Wednesday, May 4, 2011

Rooftop Reviews: "The Cruel City" by T.J. English

"The Cruel City" by T.J. English

When I was around 11 years old, my family took a trip down South from New York City. We went as far as North Carolina, which is where I know today. At the time, while passing through Lumberton, I had my first upclose look at the final vestiges of the Jim Crow era, which had only come to an end with the transit of the Voting Rights Act of 1964.

But that didn't stop the sweet, and pretty, young cashier at the Howard Johnson's from calling the short black kid, who worked there, "nigger."I was so happy to hold seed from the North, where this character of thing did not occur. Or, at least that's what I thought.

I grew up in New York City, in the borough of Brooklyn, at a sentence when the whole area was undergoing a radical change in race relations. The TV was filled with images of police dogs being loosed upon non violent protesters; women and children included. I was proud of the fact that we were so unlike in our treatment of race issues in the North.

Of course, as I got older, I realised that the sole difference betwixt the Union and the South was the way in which we were racist. In the South, it was overt. In the North, it was covert, and swept under the rug, where no one could see it.

"The Cruel City" is a good, hard look at what was below that rug. And it's not a really pretty sight. Institutionalized racism was as rampant in the Union as it was in the South. The author, T.J. English, has granted us an insightful, and revealing look at the way things were done in New York City during the 1950's through the 1970's. And on the way he provides the historical background necessary to see both the differences, and the similarities, of both systems.

Using 3 individuals as examples, the author expertly weaves their lives, and their troubles, into a tapestry of officially sanctioned racism, as vapid and immorality as that of the South. Beginning with the social account of the large cause of blacks, and Puerto Ricans, to the North, looking for jobs during the Second World War, he traces the seeds of a different kind of racism, one that would eventually boil over in the hot summer months of the mid-sixties, leaving our cities burned and scarred for decades to come.

The book kicks off with the attempted murder of Martin Luther King in Blumstein's, a Harlem Department store where he had departed to raise his book "Stride Toward Freedom." A black woman plunged a letter opener into his chest, just missing his aorta. She had been stalking him for various years, believing that his turn in the Civil Rights Movement was Communist influenced. This incident exposed the divisions between the various African-American factions of the clock in regards to the expolsive issue of Civil Rights. Some idea we were moving too fast, while others believed that we were not moving fast enough.

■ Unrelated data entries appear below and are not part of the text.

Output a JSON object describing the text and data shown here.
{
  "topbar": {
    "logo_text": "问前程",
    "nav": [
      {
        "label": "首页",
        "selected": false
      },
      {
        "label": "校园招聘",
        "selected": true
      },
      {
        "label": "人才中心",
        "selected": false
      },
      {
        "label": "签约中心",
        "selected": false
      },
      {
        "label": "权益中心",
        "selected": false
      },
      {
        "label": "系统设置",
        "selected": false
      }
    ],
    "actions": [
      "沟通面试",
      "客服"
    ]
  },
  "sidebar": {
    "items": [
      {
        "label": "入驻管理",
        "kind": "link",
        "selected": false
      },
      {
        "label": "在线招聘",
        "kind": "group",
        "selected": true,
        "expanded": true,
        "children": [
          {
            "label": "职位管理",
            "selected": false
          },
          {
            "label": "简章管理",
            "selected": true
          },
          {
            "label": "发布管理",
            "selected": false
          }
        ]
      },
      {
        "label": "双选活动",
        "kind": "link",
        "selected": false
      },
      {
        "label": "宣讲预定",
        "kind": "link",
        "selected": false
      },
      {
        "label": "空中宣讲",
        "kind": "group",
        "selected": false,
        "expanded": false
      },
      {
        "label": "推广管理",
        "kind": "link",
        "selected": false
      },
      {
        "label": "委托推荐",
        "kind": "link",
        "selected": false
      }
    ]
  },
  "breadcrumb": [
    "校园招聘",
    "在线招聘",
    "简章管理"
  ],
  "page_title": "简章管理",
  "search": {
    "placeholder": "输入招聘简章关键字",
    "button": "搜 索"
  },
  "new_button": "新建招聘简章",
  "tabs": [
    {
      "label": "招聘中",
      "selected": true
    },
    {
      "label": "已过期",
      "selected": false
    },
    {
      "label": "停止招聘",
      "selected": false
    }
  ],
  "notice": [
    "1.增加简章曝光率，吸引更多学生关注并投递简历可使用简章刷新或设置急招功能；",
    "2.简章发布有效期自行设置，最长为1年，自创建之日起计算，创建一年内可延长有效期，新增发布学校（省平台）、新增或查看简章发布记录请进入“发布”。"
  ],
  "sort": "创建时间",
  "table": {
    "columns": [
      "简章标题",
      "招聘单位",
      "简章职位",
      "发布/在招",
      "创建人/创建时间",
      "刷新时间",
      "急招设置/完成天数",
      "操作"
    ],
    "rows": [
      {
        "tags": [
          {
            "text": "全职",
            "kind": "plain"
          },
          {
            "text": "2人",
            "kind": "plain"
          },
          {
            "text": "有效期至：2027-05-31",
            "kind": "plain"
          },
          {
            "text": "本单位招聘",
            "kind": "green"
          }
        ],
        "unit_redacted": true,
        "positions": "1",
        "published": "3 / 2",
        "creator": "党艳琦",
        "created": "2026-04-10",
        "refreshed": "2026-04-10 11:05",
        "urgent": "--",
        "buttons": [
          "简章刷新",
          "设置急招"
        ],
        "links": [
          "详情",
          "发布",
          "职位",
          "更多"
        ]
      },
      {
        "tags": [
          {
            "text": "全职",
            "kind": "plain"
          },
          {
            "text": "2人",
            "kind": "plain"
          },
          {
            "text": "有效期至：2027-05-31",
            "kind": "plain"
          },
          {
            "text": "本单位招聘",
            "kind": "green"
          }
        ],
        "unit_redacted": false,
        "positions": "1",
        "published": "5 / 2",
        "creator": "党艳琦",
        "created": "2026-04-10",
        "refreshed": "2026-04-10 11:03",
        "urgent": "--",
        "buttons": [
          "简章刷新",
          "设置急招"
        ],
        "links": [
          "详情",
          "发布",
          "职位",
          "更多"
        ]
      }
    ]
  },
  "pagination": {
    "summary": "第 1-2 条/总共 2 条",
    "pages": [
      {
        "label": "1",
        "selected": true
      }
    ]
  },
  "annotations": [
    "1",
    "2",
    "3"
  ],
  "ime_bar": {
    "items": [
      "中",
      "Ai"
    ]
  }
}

Three individuals are explored in this book. First, and foremost, is the very victim, George Whitmore, Jr. a new dark man from Wildwood, New Jersey. He decides to give the junkyard where he grew up for the opportunities that he believes await him in Brooklyn. His decision will vary his life forever when he is falsely accused, and then confined for the notorious "Career Girls" murder in Manhattan, a crime which took place while he was yet surviving in New Jersey! Tried and convicted, he wins an appeal, only to be retried 2 more times for the same crime. Remember, this is happening in New York, not Alabama! He is also charged with 2 other crimes which he did not commit, just to be certain they "get him." Along the way, evidence is lost, destroyed and tampered with, all in the list of convicting Mr. Whitmore rather than admit to a slip on the office of the police.

The back story here is that of Police Detective Bill Phillips, one of the most infamous of the "crooked" cops who so brazenly extorted, and shook down, everyone in his path. His criminal activities eventually landed him support in uniform, pounding a beat, where his corrupt methods of law and order served as one of the openings for the Knapp Commision hearings in the late 1960's. His tale is one of avarice, greed and violence. The racism he adhered to was considered to be but a bit constituent of his job.

Dhoruba Bin Wahad was a kid from the Bronx, who was serving sentence for robbery when he became a Muslim. Released in time for the long hot summers of 1967 and 1968, he is stressful to release his life around during the social revolution sweeping the nation in the kind of Fatal Power, and the Black Panthers. In poor order, the streets of New York would be afloat in the line of slain officers. Some were shot while on patrol, ambushed with phony calls for police, while others were injured in the riot which scorched whole neighborhoods, leaving the urban landscape forever changed.

This is an unflinching look at the racial disparities, and attitudes, which combined to ruin our cities, and portions of African-American culture during the post-war days in New York. For a kid from Brooklyn, who grew up in the thick of all of this, the word is an eye opener to what was actually happening all about me in the city where I grew up.

Well written, historically accurate, and compelling in it's scope, this bible proves the old adage, that sometimes "you can't see the wood for the trees."